These Vegan Portuguese custard tarts (pastel de nata) are delightful and really easy to put together. Silky smooth and creamy, fragrant with vanilla, filling encased in a crispy puff pastry.
- 120-150 ml / ½ cup + 1-2 more tbsp maple syrup, adjust to taste
- 125 g / 1 cup raw cashews, soaked in boiling water for 30 mins
- 200 g / 7 oz silken tofu (I use Clearspring)
- zest of 1 lemon + 1 tbsp lemon juice
- 2 tsp vanilla paste or vanilla extract
- a pinch of ground saffron (or saffron threads) or a few pinches of turmeric
- 2 tsp cornflour / cornstarch dissolved in 1 tsp water
- 320 g / 11 oz vegan puff pastry*
- oil, to grease the baking tin
- 1 tbsp ground cinnamon mixed with 2 tbsp icing sugar (optional)
- Place 120 ml / ½ cup of maple syrup and drained cashews in a blender. Process until silky smooth (if the mixture is bitsy, keep on processing, it will get smooth eventually even if you have an average blender like mine).
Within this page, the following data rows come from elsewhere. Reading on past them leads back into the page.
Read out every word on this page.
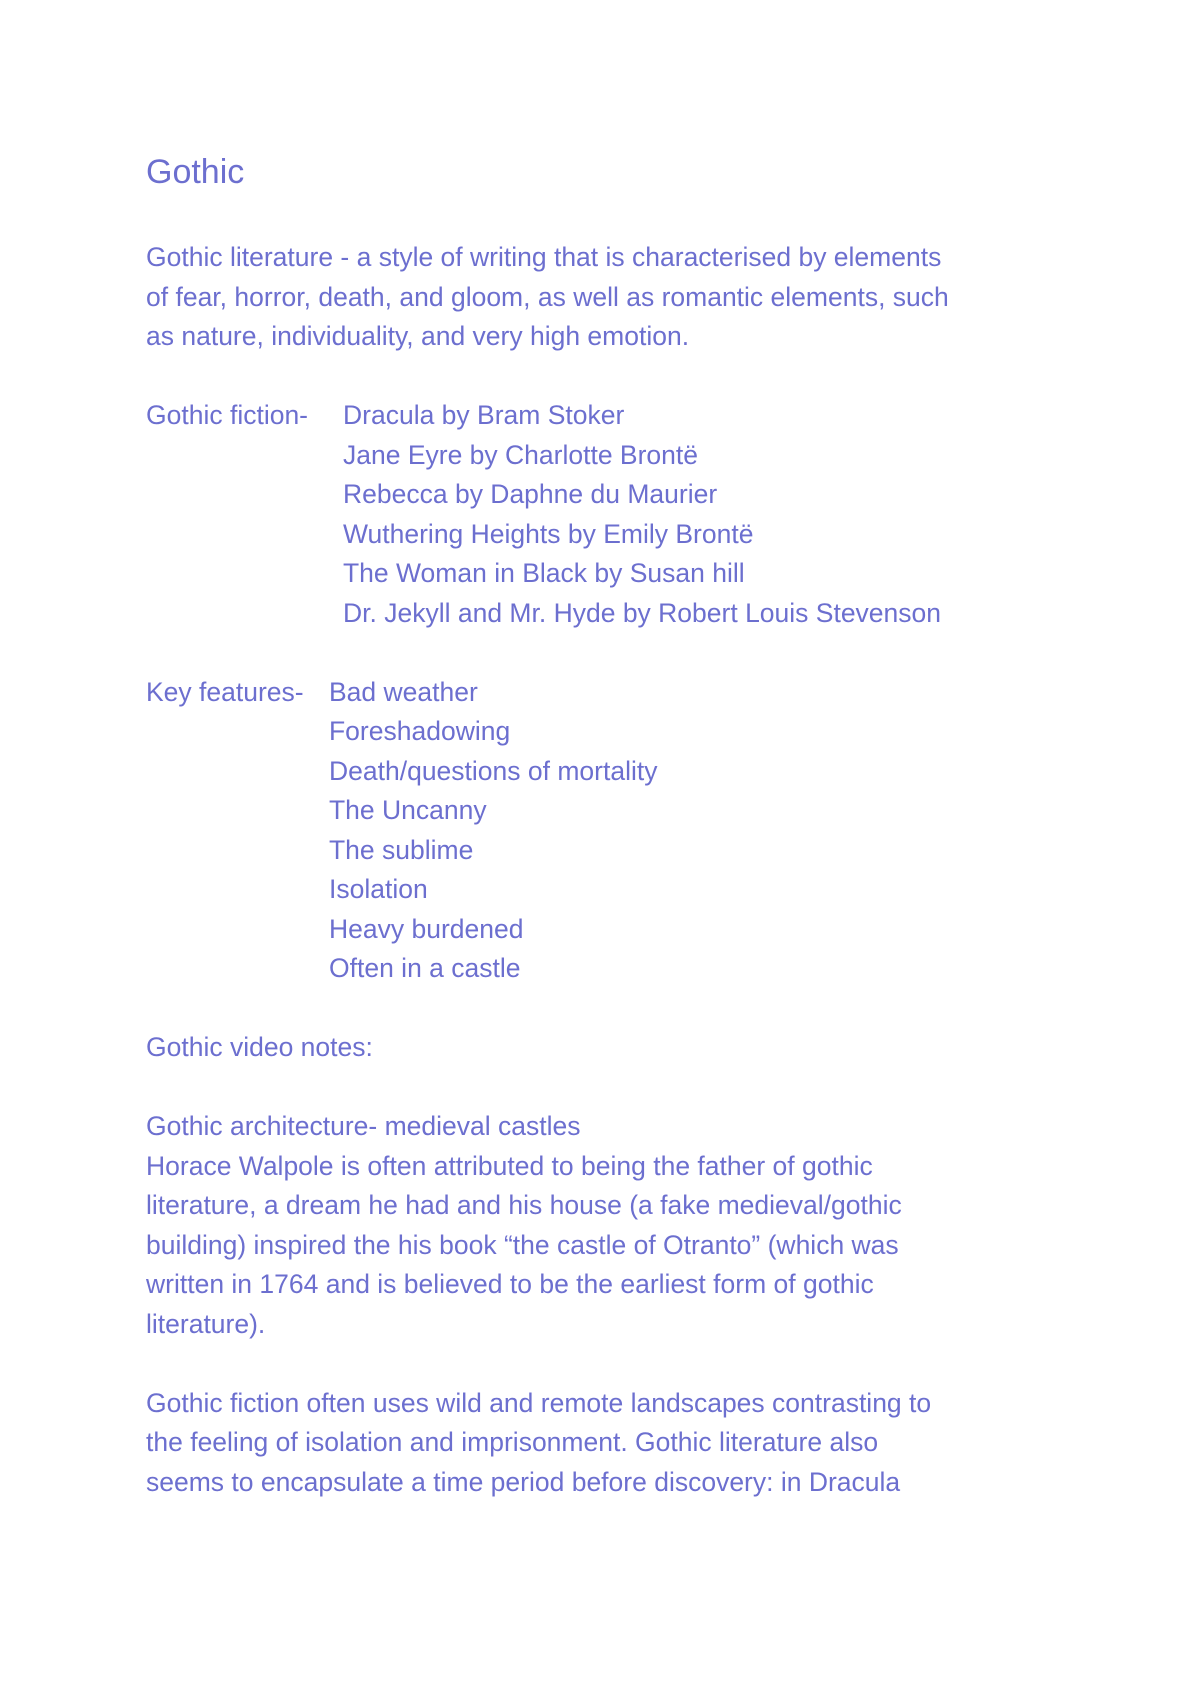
Gothic
Gothic literature - a style of writing that is characterised by elements
of fear, horror, death, and gloom, as well as romantic elements, such
as nature, individuality, and very high emotion.
Gothic fiction-	Dracula by Bram Stoker
Jane Eyre by Charlotte Brontë
Rebecca by Daphne du Maurier
Wuthering Heights by Emily Brontë
The Woman in Black by Susan hill
Dr. Jekyll and Mr. Hyde by Robert Louis Stevenson
Key features- Bad weather
Foreshadowing
Death/questions of mortality
The Uncanny
The sublime
Isolation
Heavy burdened
Often in a castle
Gothic video notes:
Gothic architecture- medieval castles
Horace Walpole is often attributed to being the father of gothic
literature, a dream he had and his house (a fake medieval/gothic
building) inspired the his book “the castle of Otranto” (which was
written in 1764 and is believed to be the earliest form of gothic
literature).
Gothic fiction often uses wild and remote landscapes contrasting to
the feeling of isolation and imprisonment. Gothic literature also
seems to encapsulate a time period before discovery: in Dracula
- Add all the remaining ingredients apart from saffron (if using) and cornflour / cornstarch and process until smooth. Sweeten with extra maple syrup to taste, if needed. If you plan on sweetening your pastry (see step 2 of the ASSEMBLY section), this may not be necessary.
- If using saffron to colour the mixture, place it in a tiny bit (a teaspoon) of plant milk and let it sit for a few minutes, then add the golden liquid to the mixture. Go easy on the amount as it’s very potent. Turmeric can be added straight into the blender, but again, do not add too much (1/8 tsp is the maximum amount you will be able to get away with without overpowering the mixture).